By forging alliances with businesses like his, all along the tomato supply chain, the Coalition of Immokalee Workers has achieved groundbreaking victories to improve wages and working conditions in Florida fields. The group has signed agreements with nearly all the growers in Florida, the nation’s leading fresh tomato producer, and with a dozen of the largest tomato buyers in the world, including McDonald’s, Burger King, Whole Foods and, most recently, Wal-Mart…

… “The natural assumption by businesses is that anytime someone is approaching them from a labor perspective, it is somehow not congruent with the direction of the business,” said Esformes, a fourth-generation grower who runs Pacific Tomato Growers, which is headquartered in Florida. “What I found in the coalition was a group of people who believed in the same things we did — good working relationships and having a sustainable business. That’s the basis for a partnership.”

And to think, Publix still calls the Fair Food Program “a labor dispute”
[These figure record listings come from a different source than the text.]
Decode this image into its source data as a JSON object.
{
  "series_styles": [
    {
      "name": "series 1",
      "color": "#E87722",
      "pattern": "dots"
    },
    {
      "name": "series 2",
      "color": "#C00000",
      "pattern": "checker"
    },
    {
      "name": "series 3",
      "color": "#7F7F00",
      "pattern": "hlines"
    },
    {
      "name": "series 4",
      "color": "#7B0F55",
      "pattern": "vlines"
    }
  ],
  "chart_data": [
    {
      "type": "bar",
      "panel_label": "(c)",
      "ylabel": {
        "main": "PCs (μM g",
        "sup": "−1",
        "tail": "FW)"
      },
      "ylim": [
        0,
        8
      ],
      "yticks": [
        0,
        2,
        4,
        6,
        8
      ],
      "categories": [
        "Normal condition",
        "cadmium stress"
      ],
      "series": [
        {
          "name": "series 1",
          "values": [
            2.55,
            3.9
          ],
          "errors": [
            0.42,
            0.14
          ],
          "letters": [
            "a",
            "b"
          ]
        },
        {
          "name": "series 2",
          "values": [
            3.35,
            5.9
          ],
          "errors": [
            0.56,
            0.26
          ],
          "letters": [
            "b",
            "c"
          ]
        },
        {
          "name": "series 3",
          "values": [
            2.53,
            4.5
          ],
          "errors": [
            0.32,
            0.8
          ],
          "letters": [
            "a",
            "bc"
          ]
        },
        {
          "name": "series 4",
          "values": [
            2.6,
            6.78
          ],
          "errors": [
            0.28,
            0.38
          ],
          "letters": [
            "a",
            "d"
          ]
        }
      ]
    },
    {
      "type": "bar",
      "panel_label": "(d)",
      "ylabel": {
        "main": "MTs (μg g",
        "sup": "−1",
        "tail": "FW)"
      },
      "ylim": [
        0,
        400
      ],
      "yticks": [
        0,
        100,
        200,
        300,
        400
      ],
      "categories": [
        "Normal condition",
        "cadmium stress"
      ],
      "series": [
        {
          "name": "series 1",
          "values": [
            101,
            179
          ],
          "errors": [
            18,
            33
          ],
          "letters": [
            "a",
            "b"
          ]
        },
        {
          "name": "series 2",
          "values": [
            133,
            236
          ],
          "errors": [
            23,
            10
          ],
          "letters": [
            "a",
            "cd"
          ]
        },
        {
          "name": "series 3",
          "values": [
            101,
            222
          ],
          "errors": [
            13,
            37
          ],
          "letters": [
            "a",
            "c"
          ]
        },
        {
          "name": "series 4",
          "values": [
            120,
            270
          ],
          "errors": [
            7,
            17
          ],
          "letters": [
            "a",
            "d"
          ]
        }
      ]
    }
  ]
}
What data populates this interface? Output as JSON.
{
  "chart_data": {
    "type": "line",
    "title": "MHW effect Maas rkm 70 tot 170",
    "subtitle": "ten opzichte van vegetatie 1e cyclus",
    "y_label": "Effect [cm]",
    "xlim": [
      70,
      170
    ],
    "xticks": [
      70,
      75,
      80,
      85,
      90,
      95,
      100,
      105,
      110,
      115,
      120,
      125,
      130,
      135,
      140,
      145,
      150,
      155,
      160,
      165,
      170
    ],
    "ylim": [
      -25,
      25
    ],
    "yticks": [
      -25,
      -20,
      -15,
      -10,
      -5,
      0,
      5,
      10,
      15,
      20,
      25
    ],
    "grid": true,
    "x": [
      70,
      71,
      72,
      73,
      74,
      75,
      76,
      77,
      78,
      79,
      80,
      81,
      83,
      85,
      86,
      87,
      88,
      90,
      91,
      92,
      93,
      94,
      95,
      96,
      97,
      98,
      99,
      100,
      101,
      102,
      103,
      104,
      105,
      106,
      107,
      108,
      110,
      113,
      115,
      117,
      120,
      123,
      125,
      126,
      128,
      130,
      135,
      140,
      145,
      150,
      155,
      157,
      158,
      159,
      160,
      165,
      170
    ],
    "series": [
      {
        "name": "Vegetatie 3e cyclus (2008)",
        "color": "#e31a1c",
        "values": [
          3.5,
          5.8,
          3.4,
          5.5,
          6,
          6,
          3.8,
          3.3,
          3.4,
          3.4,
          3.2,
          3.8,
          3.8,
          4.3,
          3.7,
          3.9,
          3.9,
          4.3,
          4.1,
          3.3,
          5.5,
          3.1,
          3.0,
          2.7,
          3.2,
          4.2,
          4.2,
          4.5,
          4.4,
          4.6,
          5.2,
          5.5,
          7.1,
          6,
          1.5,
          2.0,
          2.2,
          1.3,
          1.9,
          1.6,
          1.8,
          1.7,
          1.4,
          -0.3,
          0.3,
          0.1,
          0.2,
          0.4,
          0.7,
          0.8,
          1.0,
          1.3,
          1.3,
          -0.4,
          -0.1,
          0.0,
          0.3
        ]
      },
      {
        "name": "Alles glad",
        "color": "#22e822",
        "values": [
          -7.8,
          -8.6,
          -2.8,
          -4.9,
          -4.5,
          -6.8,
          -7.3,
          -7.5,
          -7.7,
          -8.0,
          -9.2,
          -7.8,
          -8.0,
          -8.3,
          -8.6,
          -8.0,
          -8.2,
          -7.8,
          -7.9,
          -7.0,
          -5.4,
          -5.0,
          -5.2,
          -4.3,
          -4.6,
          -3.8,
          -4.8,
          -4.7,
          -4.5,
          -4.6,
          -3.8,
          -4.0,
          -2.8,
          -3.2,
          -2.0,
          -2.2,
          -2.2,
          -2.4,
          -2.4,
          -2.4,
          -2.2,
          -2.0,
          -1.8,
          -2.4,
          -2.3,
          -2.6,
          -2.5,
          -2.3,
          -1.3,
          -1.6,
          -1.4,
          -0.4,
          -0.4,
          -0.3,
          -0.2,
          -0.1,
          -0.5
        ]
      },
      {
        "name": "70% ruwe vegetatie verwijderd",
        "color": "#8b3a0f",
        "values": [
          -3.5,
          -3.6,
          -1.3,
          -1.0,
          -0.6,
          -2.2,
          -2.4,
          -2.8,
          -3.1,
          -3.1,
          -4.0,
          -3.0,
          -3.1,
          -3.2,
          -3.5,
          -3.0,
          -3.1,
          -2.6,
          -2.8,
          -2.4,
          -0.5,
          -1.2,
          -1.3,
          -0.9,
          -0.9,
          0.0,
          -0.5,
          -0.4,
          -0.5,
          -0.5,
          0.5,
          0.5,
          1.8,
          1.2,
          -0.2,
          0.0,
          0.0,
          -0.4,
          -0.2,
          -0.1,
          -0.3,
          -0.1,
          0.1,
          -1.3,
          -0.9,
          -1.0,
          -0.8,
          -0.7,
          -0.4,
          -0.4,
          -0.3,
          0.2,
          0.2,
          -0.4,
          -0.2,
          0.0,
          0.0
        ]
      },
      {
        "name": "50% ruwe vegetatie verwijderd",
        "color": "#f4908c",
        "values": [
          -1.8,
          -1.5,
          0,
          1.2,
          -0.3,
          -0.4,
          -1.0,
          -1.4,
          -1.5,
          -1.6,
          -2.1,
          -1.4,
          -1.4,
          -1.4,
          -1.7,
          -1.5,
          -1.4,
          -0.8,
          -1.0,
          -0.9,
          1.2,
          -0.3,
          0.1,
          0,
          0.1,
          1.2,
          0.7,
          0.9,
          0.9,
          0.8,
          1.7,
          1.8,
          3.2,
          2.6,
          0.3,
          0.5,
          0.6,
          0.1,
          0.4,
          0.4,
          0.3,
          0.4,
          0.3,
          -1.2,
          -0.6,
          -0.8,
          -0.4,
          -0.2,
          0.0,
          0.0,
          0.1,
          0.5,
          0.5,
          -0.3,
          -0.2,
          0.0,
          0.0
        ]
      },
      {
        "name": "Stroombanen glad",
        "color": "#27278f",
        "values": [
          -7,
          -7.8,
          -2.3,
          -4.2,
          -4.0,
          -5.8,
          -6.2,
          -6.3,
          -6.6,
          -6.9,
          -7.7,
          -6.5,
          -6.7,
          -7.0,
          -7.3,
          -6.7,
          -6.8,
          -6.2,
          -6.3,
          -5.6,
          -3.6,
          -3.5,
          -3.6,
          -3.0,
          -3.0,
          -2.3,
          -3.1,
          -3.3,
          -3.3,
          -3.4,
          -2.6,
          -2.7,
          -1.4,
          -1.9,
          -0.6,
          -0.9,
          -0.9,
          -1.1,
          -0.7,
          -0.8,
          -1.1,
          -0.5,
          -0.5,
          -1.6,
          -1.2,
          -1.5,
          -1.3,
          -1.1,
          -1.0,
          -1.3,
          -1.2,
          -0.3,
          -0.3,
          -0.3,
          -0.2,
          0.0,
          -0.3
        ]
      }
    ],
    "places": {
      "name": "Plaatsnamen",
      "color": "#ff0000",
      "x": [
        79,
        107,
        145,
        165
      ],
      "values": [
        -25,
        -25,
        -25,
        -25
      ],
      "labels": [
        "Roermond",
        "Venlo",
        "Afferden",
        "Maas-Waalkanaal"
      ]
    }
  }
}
Policy Link, the institute behind the article, has a mission that just demands to be shared.  Have a look:

pl1Founded in 1999, PolicyLink connects the work of people on the ground to the creation of sustainable communities of opportunity that allow everyone to participate and prosper. Such communities offer access to quality jobs, affordable housing, good schools, transportation, and the benefits of healthy food and physical activity.

Guided by the belief that those closest to the nation’s challenges are central to finding solutions, PolicyLink relies on the wisdom, voice, and experience of local residents and organizations. Lifting Up What Works is our way of focusing attention on how people are working successfully to use local, state, and federal policy to create conditions that benefit everyone, especially people in low-income communities and communities of color. We share our findings and analysis through our publications, website and online tools, convenings, national summits, and in briefings with national and local policymakers.

Our work is grounded in the conviction that equity—just and fair inclusion—must drive all policy decisions.